Failing to reject $H_0$ when it's actually false is a Type II error, meaning you missed a real relationship.

Quick example: Suppose you have $r = 0.55$ with $n = 20$ . Then $df = 18$ and $t = \frac{0.55\sqrt{18}}{\sqrt{1 - 0.3025}} = \frac{0.55 \times 4.243}{\sqrt{0.6975}} = \frac{2.334}{0.835} \approx 2.79$ . With $\alpha = 0.05$ (two-tailed), the critical value for 18 degrees of freedom is about 2.101. Since $2.79 > 2.101$ , you'd reject $H_0$ and conclude the correlation is significant.

Significance of correlation coefficients, Introduction to Hypothesis Testing | Concepts in Statistics

Assumptions in Correlation Testing

For the significance test to produce reliable results, four assumptions need to hold:

Linearity: The relationship between the two variables should be linear. Check this with a scatterplot. If the data curves or follows some other pattern (like an exponential trend), the correlation coefficient won't capture the relationship well, and the test results can be misleading.
Independence: Each observation should be independent of the others. Data points shouldn't influence one another. For example, test scores from students in separate classrooms (with no interaction) would satisfy this assumption, while repeated measurements on the same person over time might not.
Normality: Both variables should be approximately normally distributed. You can check this with histograms, Q-Q plots, or formal tests like the Shapiro-Wilk test. With large samples, this assumption becomes less critical due to the Central Limit Theorem, but with small samples it matters a lot.
Homoscedasticity: The spread of the data around the regression line should be roughly constant across all values of the independent variable. Check this with a residual plot (residuals vs. fitted values). If the residuals fan out in a funnel shape, homoscedasticity is violated, and your significance test may be unreliable.
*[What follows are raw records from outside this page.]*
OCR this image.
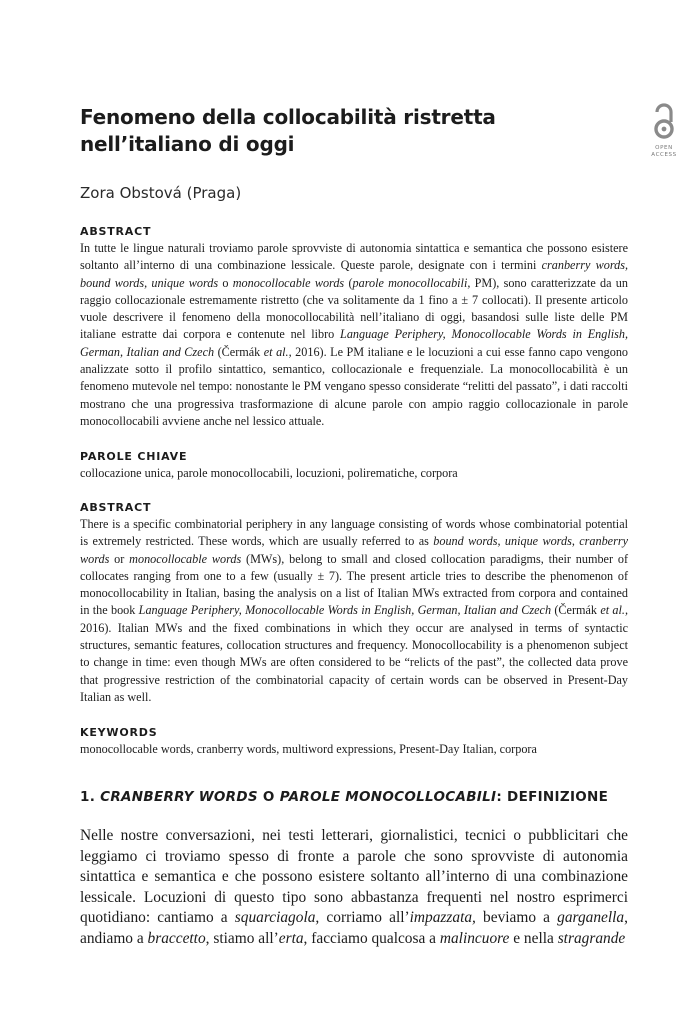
OPEN
ACCESS
Fenomeno della collocabilità ristretta nell’italiano di oggi
Zora Obstová (Praga)
ABSTRACT

In tutte le lingue naturali troviamo parole sprovviste di autonomia sintattica e semantica che possono esistere soltanto all’interno di una combinazione lessicale. Queste parole, designate con i termini cranberry words, bound words, unique words o monocollocable words (parole monocollocabili, PM), sono caratterizzate da un raggio collocazionale estremamente ristretto (che va solitamente da 1 fino a ± 7 collocati). Il presente articolo vuole descrivere il fenomeno della monocollocabilità nell’italiano di oggi, basandosi sulle liste delle PM italiane estratte dai corpora e contenute nel libro Language Periphery, Monocollocable Words in English, German, Italian and Czech (Čermák et al., 2016). Le PM italiane e le locuzioni a cui esse fanno capo vengono analizzate sotto il profilo sintattico, semantico, collocazionale e frequenziale. La monocollocabilità è un fenomeno mutevole nel tempo: nonostante le PM vengano spesso considerate “relitti del passato”, i dati raccolti mostrano che una progressiva trasformazione di alcune parole con ampio raggio collocazionale in parole monocollocabili avviene anche nel lessico attuale.

PAROLE CHIAVE

collocazione unica, parole monocollocabili, locuzioni, polirematiche, corpora

ABSTRACT

There is a specific combinatorial periphery in any language consisting of words whose combinatorial potential is extremely restricted. These words, which are usually referred to as bound words, unique words, cranberry words or monocollocable words (MWs), belong to small and closed collocation paradigms, their number of collocates ranging from one to a few (usually ± 7). The present article tries to describe the phenomenon of monocollocability in Italian, basing the analysis on a list of Italian MWs extracted from corpora and contained in the book Language Periphery, Monocollocable Words in English, German, Italian and Czech (Čermák et al., 2016). Italian MWs and the fixed combinations in which they occur are analysed in terms of syntactic structures, semantic features, collocation structures and frequency. Monocollocability is a phenomenon subject to change in time: even though MWs are often considered to be “relicts of the past”, the collected data prove that progressive restriction of the combinatorial capacity of certain words can be observed in Present-Day Italian as well.

KEYWORDS

monocollocable words, cranberry words, multiword expressions, Present-Day Italian, corpora

1. CRANBERRY WORDS O PAROLE MONOCOLLOCABILI: DEFINIZIONE

Nelle nostre conversazioni, nei testi letterari, giornalistici, tecnici o pubblicitari che leggiamo ci troviamo spesso di fronte a parole che sono sprovviste di autonomia sintattica e semantica e che possono esistere soltanto all’interno di una combinazione lessicale. Locuzioni di questo tipo sono abbastanza frequenti nel nostro esprimerci quotidiano: cantiamo a squarciagola, corriamo all’impazzata, beviamo a garganella, andiamo a braccetto, stiamo all’erta, facciamo qualcosa a malincuore e nella stragrande
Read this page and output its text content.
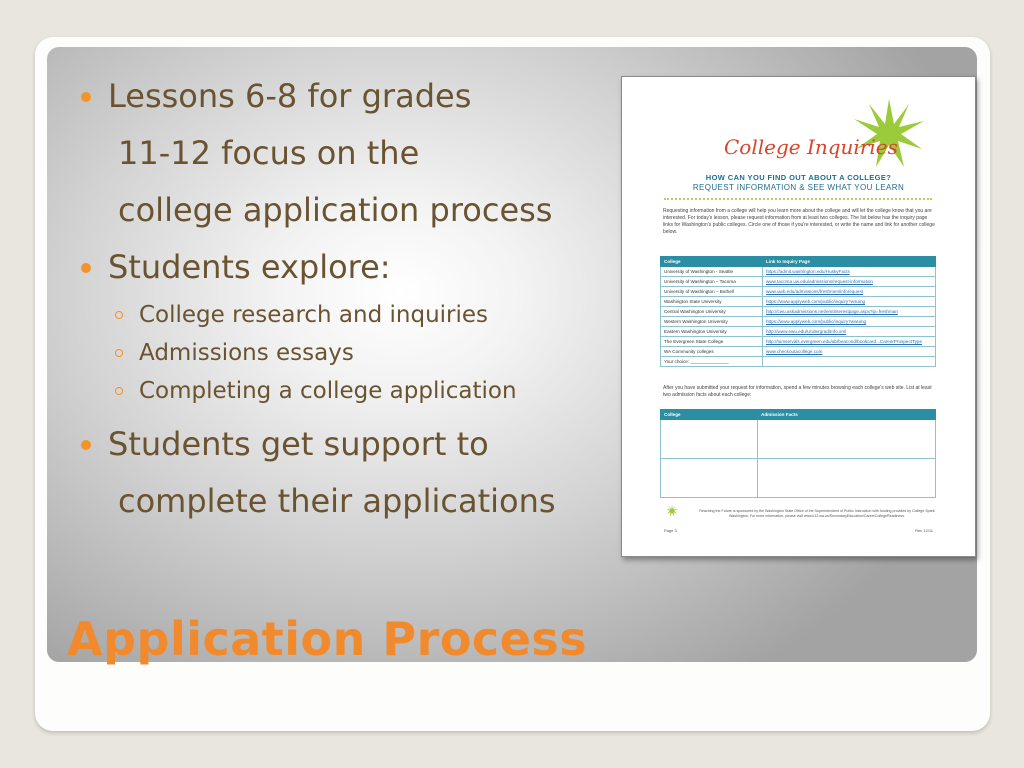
Lessons 6-8 for grades
11-12 focus on the
college application process
Students explore:
College research and inquiries
Admissions essays
Completing a college application
Students get support to
complete their applications
Application Process
College Inquiries
HOW CAN YOU FIND OUT ABOUT A COLLEGE?
REQUEST INFORMATION & SEE WHAT YOU LEARN
Requesting information from a college will help you learn more about the college and will let the college know that you are interested. For today's lesson, please request information from at least two colleges. The list below has the inquiry page links for Washington's public colleges. Circle one of those if you're interested, or write the name and link for another college below.
College	Link to Inquiry Page
University of Washington - Seattle	https://admit.washington.edu/HuskyFacts
University of Washington – Tacoma	www.tacoma.uw.edu/admissions/request-information
University of Washington – Bothell	www.uwb.edu/admissions/freshmen/inforequest
Washington State University	https://www.applyweb.com/public/inquiry?wsuing
Central Washington University	http://cwu.askadmissions.net/emtinterestpage.aspx?ip=freshman
Western Washington University	https://www.applyweb.com/public/inquiry?wwuing
Eastern Washington University	http://www.ewu.edu/Undergrad/Info.xml
The Evergreen State College	http://tumservals.evergreen.edu/ab/beacond/bookcard...CareerProspectType
WA Community colleges	www.checkoutacollege.com
Your choice: _______________	
After you have submitted your request for information, spend a few minutes browsing each college's web site. List at least two admission facts about each college:
College	Admission Facts

Reaching the Future is sponsored by the Washington State Office of the Superintendent of Public Instruction with funding provided by College Spark Washington. For more information, please visit www.k12.wa.us/SecondaryEducation/CareerCollegeReadiness.
Page 3	Rev 12/11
If any of these assumptions are seriously violated, consider transforming the data or using non-parametric alternatives like Spearman's rank correlation.

Additional Considerations

Effect size: The correlation coefficient $r$ doubles as a measure of effect size. Values near $\pm 0.1$ are typically considered small, near $\pm 0.3$ moderate, and near $\pm 0.5$ or beyond large. A statistically significant correlation can still be weak in practical terms, especially with large samples.
Statistical power: This is the probability of correctly detecting a significant correlation when one truly exists (i.e., avoiding a Type II error). Power increases with larger sample sizes and stronger true correlations. With a very small sample, you might fail to detect even a moderately strong relationship.
Confidence intervals: A confidence interval for $\rho$ gives you a range of plausible values for the true population correlation. This is often more informative than a simple "significant or not" decision, because it shows both the direction and the precision of your estimate.